After a few days, she managed to find one site that still having the problem, and I poked around and still couldn’t find much, except for the fact that if I went into the postgres command line, psql, it would allow me to do anything on the database except query one particular table. If I tried to do anything on that table, it would freeze up. Hmmm. Lacking any other ideas, I shut down the database server and restarted it, and that cleared up the problem. But shutting down the database server also kills off any processes that might be using the database. I was starting to think that two processes were in a deadlock over this one particular table. I filed away the information and asked for her to call me if it happened on any other sites.
This morning, she comes and says it’s happened on several sites at once. She logged me into one of the sites, and sure enough psql would block if I tried to select from that same damn table. Time to dig a little deeper. “select * from pg_locks” showed a couple of exclusive locks. Hmmm. Doing a “ps auwwfx” showed that there was a vacuumdb going on. Oh oh. It’s the nightly backup scripts. A couple of years ago (21Sep2005), I threw a call to “vacuumdb –analyze –full” in there. A bit of googling showed that duh, you’re not supposed to do a “–full” when anything else is going on because it does an exclusive lock on full tables. And JDBC has to take some sort of weird work-around for the fact that Postgres doesn’t give them an easy way to turn autocommit on, so they do the equivalent of a “commit;begin;” after every command. And this causes some locking of its own to go on which is clashing with the vacuumdb locking.
In all this time, it’s never caused any problems, or at least none with any regularity, but evidently the server relocation has caused some content ingestion to happen at the exact time this vacuumdb is going on, and causing these particular sites to have semi-regular problems.
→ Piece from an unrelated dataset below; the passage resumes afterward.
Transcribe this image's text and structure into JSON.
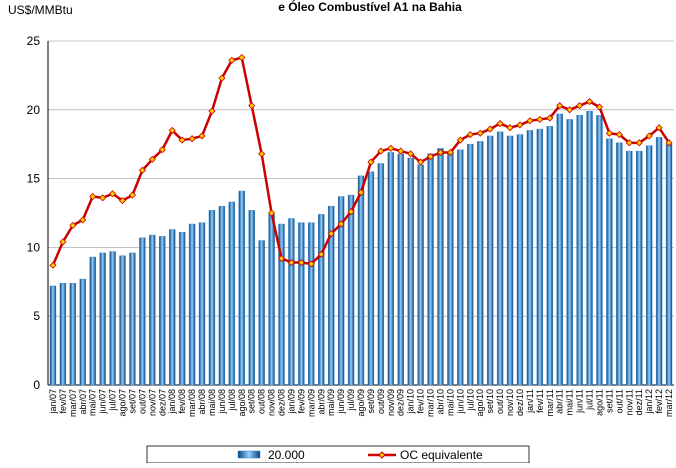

I told them to go around to all the customer sites and edit /etc/init.d/backup_cos_files and remove the “–full” from the vacuumdb command line, and all should be well. I can’t believe I made such a dumb mistake, and that it didn’t cause any problems until now. Actually, I’m sort of hoping it will solve my other mysterious database lock up that was only happening about once a year per site. But that’s probably too much to hope for.